Erdöl- und Gasunternehmen sind die idealen Feindbilder in der Klimapolitik. Das Verbrennen von fossilen Brennstoffen ist schliesslich für mehr als 70 Prozent der globalen Treibhausgasemissionen verantwortlich. Aktivisten und Forscher investieren deshalb viel Geld und Zeit, um das Ende der fossilen Brennstoffe herbeizuführen.
Jetzt zeigen neue Daten der Internationalen Energieagentur (IEA): Die Branche hat auch abseits der öffentlichen Debatte Probleme. Denn die bestehenden Öl- und Gasfelder geben Jahr für Jahr weniger her. Unternehmen müssen jedes Jahr Hunderte Millionen Dollar investieren, um die Produktivität der Öl- und Gasfelder zu maximieren und Rückgänge wettzumachen.
Fast 90 Prozent der jährlichen Investitionen werden seit 2019 dafür verwendet. Dazu gehören beispielsweise zusätzliche Bohrungen in bestehenden Feldern, um mehr Öl und Gas zu gewinnen. Nur ein kleiner Teil der Gelder fliesst in die Erschliessung neuer Vorkommen.
Noch aber wächst die weltweite Nachfrage nach Öl und Gas, auch wenn die IEA davon ausgeht, dass sie im Zuge der Energiewende ab 2030 langsam anfangen wird zu sinken. Erdgas war in den letzten zehn Jahren der am schnellsten wachsende fossile Brennstoff.
«Die Rückgänge bei der Förderung sind das grosse Tabuthema», sagt Fatih Birol, der Geschäftsführer der IEA. Dabei zeigt eine Analyse der Agentur, die diese Woche veröffentlicht wurde, dass sich der Rückgang in den vergangenen Jahren sogar beschleunigt hat. Denn Unternehmen seien heute stärker von Schiefervorkommen und Ressourcen im Meer abhängig, deren Förderung aufwendig sei, sagt die IEA. Die Studie stützt sich auf Produktionsdaten von rund 15 000 Öl- und Gasfeldern in aller Welt.

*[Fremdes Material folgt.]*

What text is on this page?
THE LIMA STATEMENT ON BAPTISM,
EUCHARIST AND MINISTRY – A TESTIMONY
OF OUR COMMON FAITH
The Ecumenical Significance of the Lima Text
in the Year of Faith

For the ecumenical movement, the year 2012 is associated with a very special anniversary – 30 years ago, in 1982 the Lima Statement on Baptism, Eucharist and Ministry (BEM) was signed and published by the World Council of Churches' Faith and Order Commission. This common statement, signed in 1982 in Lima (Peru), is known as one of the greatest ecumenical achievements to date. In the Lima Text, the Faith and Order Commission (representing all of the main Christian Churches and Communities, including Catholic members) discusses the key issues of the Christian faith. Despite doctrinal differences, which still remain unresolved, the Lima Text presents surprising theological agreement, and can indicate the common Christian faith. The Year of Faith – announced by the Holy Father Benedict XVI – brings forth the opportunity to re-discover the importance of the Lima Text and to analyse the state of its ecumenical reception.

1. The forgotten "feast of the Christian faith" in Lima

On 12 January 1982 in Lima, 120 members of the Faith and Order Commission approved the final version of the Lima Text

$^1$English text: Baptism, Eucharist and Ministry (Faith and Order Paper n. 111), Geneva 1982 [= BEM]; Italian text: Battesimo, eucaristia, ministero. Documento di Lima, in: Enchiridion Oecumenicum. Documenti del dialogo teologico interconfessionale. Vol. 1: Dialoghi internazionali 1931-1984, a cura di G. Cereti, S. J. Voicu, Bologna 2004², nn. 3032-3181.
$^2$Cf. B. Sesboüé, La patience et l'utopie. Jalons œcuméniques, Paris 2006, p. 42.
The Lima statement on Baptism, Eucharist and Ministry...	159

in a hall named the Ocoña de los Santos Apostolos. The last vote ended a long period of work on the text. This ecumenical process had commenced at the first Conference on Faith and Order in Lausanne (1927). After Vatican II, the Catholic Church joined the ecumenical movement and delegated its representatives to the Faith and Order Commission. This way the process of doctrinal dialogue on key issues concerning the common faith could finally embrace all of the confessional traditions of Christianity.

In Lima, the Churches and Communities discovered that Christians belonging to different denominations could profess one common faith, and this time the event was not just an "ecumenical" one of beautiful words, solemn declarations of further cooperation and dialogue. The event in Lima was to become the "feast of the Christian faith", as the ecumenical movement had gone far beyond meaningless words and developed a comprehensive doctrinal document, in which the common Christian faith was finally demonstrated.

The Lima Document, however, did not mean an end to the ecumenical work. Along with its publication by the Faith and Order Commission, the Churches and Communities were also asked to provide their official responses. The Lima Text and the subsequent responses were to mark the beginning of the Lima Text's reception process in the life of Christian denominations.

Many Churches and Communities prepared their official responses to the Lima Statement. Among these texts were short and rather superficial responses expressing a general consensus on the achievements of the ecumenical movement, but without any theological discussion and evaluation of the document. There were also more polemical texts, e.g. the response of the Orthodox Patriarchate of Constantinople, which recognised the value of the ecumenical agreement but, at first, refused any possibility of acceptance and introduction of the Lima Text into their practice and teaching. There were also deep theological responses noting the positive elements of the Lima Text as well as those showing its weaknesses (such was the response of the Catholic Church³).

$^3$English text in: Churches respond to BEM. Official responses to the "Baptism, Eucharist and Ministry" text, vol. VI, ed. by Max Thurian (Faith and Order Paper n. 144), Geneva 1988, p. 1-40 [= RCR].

Die IEA gibt ein Beispiel, wie sich die Produktionsrückgänge auf den Markt auswirken könnten. Ohne Investitionen in bestehende Erdölfelder könnten jährlich Volumen in der Höhe der gesamten Produktion Brasiliens und Norwegens wegfallen. Brasilien macht rund 4 Prozent der globalen Produktion aus, Norwegen etwa 2 Prozent. Die Erdgasproduktion könnte laut den IEA-Berechnungen um eine Menge zurückgehen, die der heutigen Erdgasproduktion Afrikas entspricht.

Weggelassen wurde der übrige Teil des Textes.